Sessiz ve izole mekanlardan bahsedince buradaki özel bir oteli atlamak olmaz doğrusu. Aya Nikolas köyünün hemen çıkışında bulunan Hotel Nobelos çok ayrıcalıklı bir konaklama tesisi. Bugüne kadar gördüğüm en güzel butik otellerin birinden bahsediyorum. Kendi koyuna yerleşmiş, nefis bir sahili olan, restoranı insanın aklını başından alacak lezzetler sunan olağanüstü bir tesis burası. Tesis deyince büyük bir yer olarak algılamayın, topu topu 4-5 odası var. Ada standartlarına göre pahalı bir konaklama sunuyor ve neredeyse bir sene önceden rezervasyon yaptırmanız gerekiyormuş. Biz gündüz plajından faydalandık, iki gece de akşam yemeğine geldik. Akıllara ziyan bir lezzet durağı burası.
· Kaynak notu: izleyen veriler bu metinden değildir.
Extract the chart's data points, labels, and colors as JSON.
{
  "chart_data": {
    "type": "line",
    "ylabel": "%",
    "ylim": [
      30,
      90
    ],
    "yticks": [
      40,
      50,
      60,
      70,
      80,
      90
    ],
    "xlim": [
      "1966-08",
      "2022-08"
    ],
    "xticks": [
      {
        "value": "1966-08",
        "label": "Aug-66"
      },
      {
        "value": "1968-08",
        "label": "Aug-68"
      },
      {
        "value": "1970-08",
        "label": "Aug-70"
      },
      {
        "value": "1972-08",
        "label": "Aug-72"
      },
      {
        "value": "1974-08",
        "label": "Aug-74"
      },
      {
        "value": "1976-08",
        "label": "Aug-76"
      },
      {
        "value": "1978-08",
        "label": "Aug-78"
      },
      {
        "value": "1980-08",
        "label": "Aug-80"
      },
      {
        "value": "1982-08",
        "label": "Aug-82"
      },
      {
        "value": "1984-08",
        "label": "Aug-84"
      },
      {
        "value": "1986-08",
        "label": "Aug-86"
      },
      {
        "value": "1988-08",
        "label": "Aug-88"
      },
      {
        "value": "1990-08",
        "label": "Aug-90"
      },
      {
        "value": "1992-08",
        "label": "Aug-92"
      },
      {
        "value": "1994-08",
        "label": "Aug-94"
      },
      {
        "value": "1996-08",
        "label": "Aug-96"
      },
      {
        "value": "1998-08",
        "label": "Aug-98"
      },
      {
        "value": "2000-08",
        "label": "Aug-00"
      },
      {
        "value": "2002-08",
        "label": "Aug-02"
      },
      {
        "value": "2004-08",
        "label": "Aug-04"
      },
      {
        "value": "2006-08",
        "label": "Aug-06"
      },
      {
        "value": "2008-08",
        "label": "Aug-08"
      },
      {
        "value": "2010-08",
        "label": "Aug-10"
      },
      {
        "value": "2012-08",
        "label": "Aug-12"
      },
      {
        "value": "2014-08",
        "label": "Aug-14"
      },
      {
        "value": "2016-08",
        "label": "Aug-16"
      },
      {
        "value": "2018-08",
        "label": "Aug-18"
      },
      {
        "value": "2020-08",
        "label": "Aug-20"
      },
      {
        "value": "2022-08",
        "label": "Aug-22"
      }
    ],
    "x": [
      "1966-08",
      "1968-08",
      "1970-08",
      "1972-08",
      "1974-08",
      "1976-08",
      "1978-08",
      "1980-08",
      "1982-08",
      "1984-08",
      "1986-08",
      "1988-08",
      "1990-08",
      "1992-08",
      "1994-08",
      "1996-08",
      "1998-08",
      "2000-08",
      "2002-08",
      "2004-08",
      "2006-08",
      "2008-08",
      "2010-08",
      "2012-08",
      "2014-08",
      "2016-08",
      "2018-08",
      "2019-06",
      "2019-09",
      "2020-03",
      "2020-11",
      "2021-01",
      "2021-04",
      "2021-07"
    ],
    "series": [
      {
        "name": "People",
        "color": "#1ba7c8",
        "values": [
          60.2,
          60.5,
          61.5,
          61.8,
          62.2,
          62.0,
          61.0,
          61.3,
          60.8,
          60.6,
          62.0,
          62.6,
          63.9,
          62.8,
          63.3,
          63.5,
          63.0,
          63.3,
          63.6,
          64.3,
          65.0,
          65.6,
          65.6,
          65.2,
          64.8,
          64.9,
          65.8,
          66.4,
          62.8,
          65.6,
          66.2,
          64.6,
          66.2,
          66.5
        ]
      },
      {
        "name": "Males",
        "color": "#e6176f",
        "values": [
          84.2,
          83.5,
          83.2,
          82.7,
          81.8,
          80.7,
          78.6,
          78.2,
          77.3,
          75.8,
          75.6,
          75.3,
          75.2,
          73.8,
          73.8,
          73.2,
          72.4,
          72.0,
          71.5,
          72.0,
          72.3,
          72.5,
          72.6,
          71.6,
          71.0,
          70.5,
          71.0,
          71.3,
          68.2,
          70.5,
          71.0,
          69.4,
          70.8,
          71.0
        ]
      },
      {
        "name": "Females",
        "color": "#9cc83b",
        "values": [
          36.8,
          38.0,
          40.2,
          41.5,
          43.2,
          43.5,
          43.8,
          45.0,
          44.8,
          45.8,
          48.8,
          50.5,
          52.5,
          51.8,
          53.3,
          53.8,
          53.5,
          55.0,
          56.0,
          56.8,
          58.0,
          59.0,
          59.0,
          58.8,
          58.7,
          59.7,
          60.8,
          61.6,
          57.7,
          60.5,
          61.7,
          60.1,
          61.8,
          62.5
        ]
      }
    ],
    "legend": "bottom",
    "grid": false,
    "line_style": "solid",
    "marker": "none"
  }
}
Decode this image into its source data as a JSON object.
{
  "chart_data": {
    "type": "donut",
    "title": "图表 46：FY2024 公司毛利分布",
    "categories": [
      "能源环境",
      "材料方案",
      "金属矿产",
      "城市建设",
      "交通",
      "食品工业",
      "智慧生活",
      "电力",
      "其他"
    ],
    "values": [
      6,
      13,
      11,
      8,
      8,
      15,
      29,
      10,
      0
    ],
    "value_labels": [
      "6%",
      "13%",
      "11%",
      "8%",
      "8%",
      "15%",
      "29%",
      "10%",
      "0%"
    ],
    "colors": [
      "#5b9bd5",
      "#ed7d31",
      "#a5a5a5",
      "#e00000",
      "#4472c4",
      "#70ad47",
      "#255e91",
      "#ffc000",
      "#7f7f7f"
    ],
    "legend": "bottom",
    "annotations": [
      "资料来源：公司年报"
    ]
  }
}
Hotel Nobelos sahilinde bir dinlenme köşesi.
Günün sonuna gelip güneşi batırdığınızda gözünüzün önüne serilen manzara da ömre bedel doğrusu. Buraları görünce insan benim büyük bir şehirde ne işim var diye düşünmeden edemiyor.
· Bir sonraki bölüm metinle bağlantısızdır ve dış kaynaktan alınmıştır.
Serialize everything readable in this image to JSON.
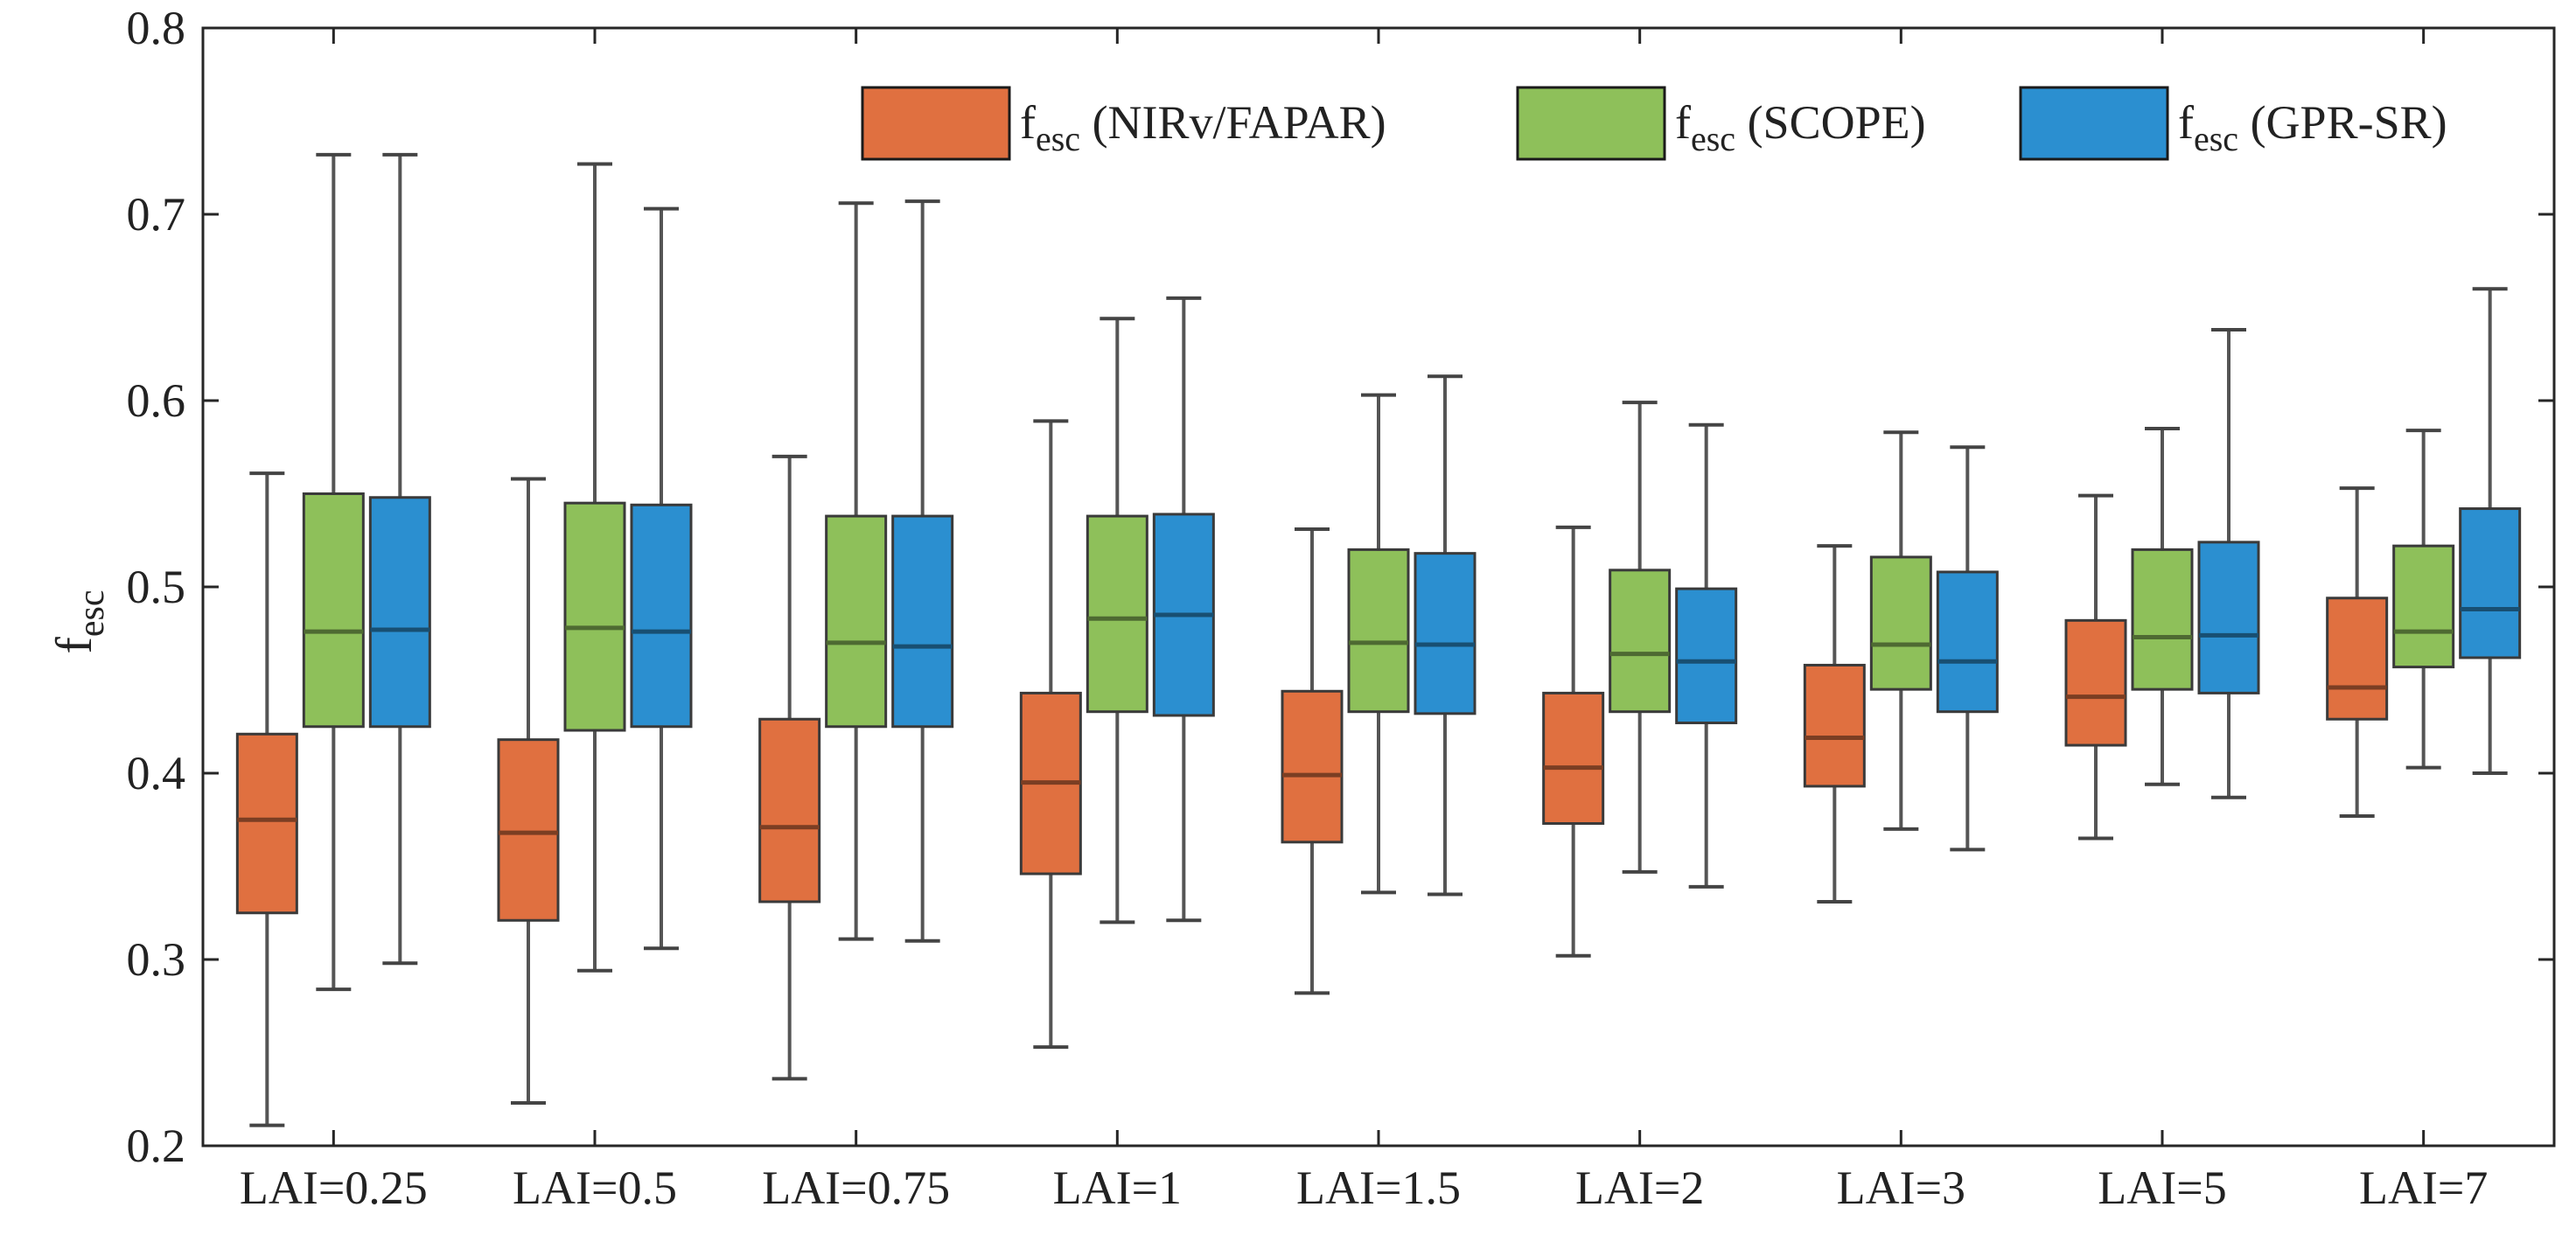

Nobelos sahilinde gün batarken...
Geceyi içinize çekerek yaşayabileceğiniz bir mekan da daha önce bahsettiğim Aya Nikolas. Köyün sahilinde bulunan basit restoran bize öyle güzel kucak açtı ki, kaldığımız sürece defalarca buraya akşam yemeğine geldik. Basit, temiz, sıcacık, samimi bir ortam ve taptaze deniz ürünlerinden oluşan bir menü. Yemek sonrasında ay ışığında sahilde yürüyüp hayallere dalabilirsiniz.
Fazla söze gerek yok, işte Aya Nikolas gecesi.
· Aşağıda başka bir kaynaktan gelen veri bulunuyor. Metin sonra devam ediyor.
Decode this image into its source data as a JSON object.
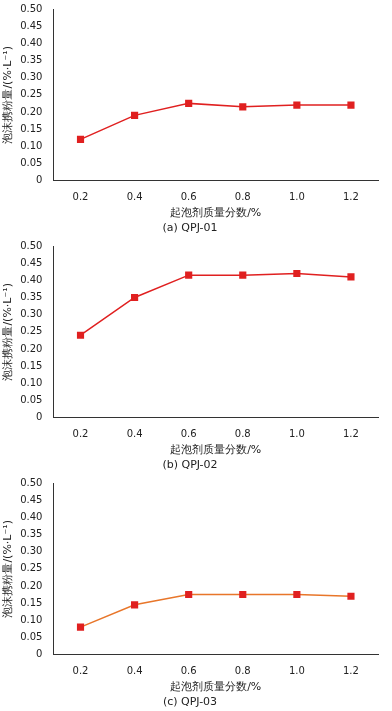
{
  "chart_data": [
    {
      "type": "line",
      "title": "(a) QPJ-01",
      "x_label": "起泡剂质量分数/%",
      "y_label": "泡沫携粉量/(%·L⁻¹)",
      "categories": [
        "0.2",
        "0.4",
        "0.6",
        "0.8",
        "1.0",
        "1.2"
      ],
      "series": [
        {
          "color": "#e02020",
          "values": [
            0.12,
            0.19,
            0.225,
            0.215,
            0.22,
            0.22
          ]
        }
      ],
      "marker": "square",
      "grid": false,
      "ylim": [
        0,
        0.5
      ],
      "yticks": [
        0,
        0.05,
        {
          "value": 0.1,
          "label": "0.10"
        },
        0.15,
        {
          "value": 0.2,
          "label": "0.20"
        },
        0.25,
        {
          "value": 0.3,
          "label": "0.30"
        },
        0.35,
        {
          "value": 0.4,
          "label": "0.40"
        },
        0.45,
        {
          "value": 0.5,
          "label": "0.50"
        }
      ]
    },
    {
      "type": "line",
      "title": "(b) QPJ-02",
      "x_label": "起泡剂质量分数/%",
      "y_label": "泡沫携粉量/(%·L⁻¹)",
      "categories": [
        "0.2",
        "0.4",
        "0.6",
        "0.8",
        "1.0",
        "1.2"
      ],
      "series": [
        {
          "color": "#e02020",
          "values": [
            0.24,
            0.35,
            0.415,
            0.415,
            0.42,
            0.41
          ]
        }
      ],
      "marker": "square",
      "grid": false,
      "ylim": [
        0,
        0.5
      ],
      "yticks": [
        0,
        0.05,
        {
          "value": 0.1,
          "label": "0.10"
        },
        0.15,
        {
          "value": 0.2,
          "label": "0.20"
        },
        0.25,
        {
          "value": 0.3,
          "label": "0.30"
        },
        0.35,
        {
          "value": 0.4,
          "label": "0.40"
        },
        0.45,
        {
          "value": 0.5,
          "label": "0.50"
        }
      ]
    },
    {
      "type": "line",
      "title": "(c) QPJ-03",
      "x_label": "起泡剂质量分数/%",
      "y_label": "泡沫携粉量/(%·L⁻¹)",
      "categories": [
        "0.2",
        "0.4",
        "0.6",
        "0.8",
        "1.0",
        "1.2"
      ],
      "series": [
        {
          "color": "#e8762a",
          "values": [
            0.08,
            0.145,
            0.175,
            0.175,
            0.175,
            0.17
          ]
        }
      ],
      "marker": "square",
      "grid": false,
      "ylim": [
        0,
        0.5
      ],
      "yticks": [
        0,
        0.05,
        {
          "value": 0.1,
          "label": "0.10"
        },
        0.15,
        {
          "value": 0.2,
          "label": "0.20"
        },
        0.25,
        {
          "value": 0.3,
          "label": "0.30"
        },
        0.35,
        {
          "value": 0.4,
          "label": "0.40"
        },
        0.45,
        {
          "value": 0.5,
          "label": "0.50"
        }
      ]
    }
  ]
}
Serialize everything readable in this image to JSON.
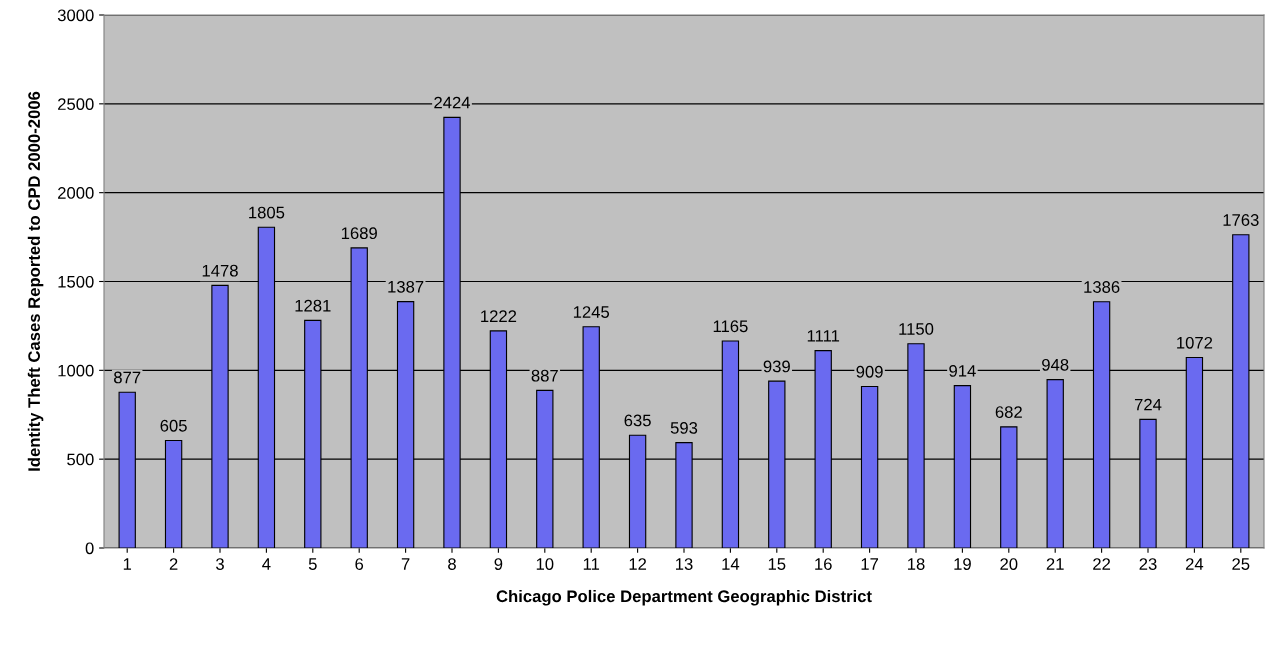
{
  "chart_data": {
    "type": "bar",
    "xlabel": "Chicago Police Department Geographic District",
    "ylabel": "Identity Theft Cases Reported to CPD 2000-2006",
    "categories": [
      "1",
      "2",
      "3",
      "4",
      "5",
      "6",
      "7",
      "8",
      "9",
      "10",
      "11",
      "12",
      "13",
      "14",
      "15",
      "16",
      "17",
      "18",
      "19",
      "20",
      "21",
      "22",
      "23",
      "24",
      "25"
    ],
    "values": [
      877,
      605,
      1478,
      1805,
      1281,
      1689,
      1387,
      2424,
      1222,
      887,
      1245,
      635,
      593,
      1165,
      939,
      1111,
      909,
      1150,
      914,
      682,
      948,
      1386,
      724,
      1072,
      1763
    ],
    "color": "#6a6af0",
    "ylim": [
      0,
      3000
    ],
    "yticks": [
      0,
      500,
      1000,
      1500,
      2000,
      2500,
      3000
    ],
    "grid": "y",
    "data_labels": true
  }
}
Zakintos'un iki özelliği en hızlı internet araştırmasında bile karşınıza çıkıyor. Birincisi adanın kuzeybatısında bulunan Navaio koyu. Sarp tepelerin arasında oluşmuş bu nefis kumsala karadan ulaşılamıyor çünkü etrafındaki tepeler duvar gibi yükseliyor. Adanın farklı noktalarından tekne turları ile bu doğa harikasına varabiliyorsunuz. Navaio koyunu biraz daha da cazip kılan şey, kumsalın tam ortasına yerleşmiş olan gemi enkazı. 1980'lerin başında bir fırtına sırasında sigara kaçakçılarına ait bir tekne bu koyda karaya oturmuş. Artık tamamen çürümüş olan bu gemi koya tuhaf bir cazibe katıyor ve adaya gelenlerin görmeden edemediği bir manzara sunuyor.
Çevreleyen tepelerin birinden Navaio veya diğer adıyla gemi enkazı koyu.
Adanın ikinci popüler özelliği, yine en kuzeyinde yer alan Mavi Mağaralar. Tekne ile ulaşabilinen bir dizi mağaranın içine girdiğinizde bir ışık oyunu sizi karşılıyor ve mağara içindeki su tuhaf bir mavilikte ortaya çıkıyor. Öyle ki, suyun içindeki herşey masmavi görünüyor gözünüze. Anlatması biraz zor, fotoğraflaması daha da zor bir manzara bu. Buralara ayak basarsanız mutlaka görün bu popüler mekanı.
Mavi suları yansıtmasa da mağaraların oluşumunu göstermek adına denizden manzarayı sunuyorum.
Mavi ışık fenomenini görmek için mağaraların içine girmek gerekiyor. Tekne turları mola vererek mavi ışıklar içinde yüzmenize de imkan sağlıyor. Gidip yaşamanız lazım.
Buraya kadar anlattıklarımdan Zakintos'un dinlenme ve denizin tadına varma tatili için çok uygun bir yer olduğunu anlamışsınızdır. Yunan adalarının büyük çoğunluğunda olduğu gibi burada da büyük tesisler yok. Basit, doğal, zamanımızın dışında bir tatil imkanı sunuyor bu ada. Aslında bizim de burayı seçme sebebimiz koşturmacanın dışına çıkıp hızımızı düşürerek kendimize gelmekti zaten. Hepimizin molalara ihtiyacı var.
Ada zamanı, karada büyük şehirlerde yaşayanlara yadırgatıcı gelecek şekilde yavaş ve değişkendir. Zakintos da buna güzel bir örnek. Kendinize gelmek için iyi bit fırsat sunuyor bu ada.
Aya Nikolas'tan bir "bina" görüntüsü ile sözlerimi bitireyim.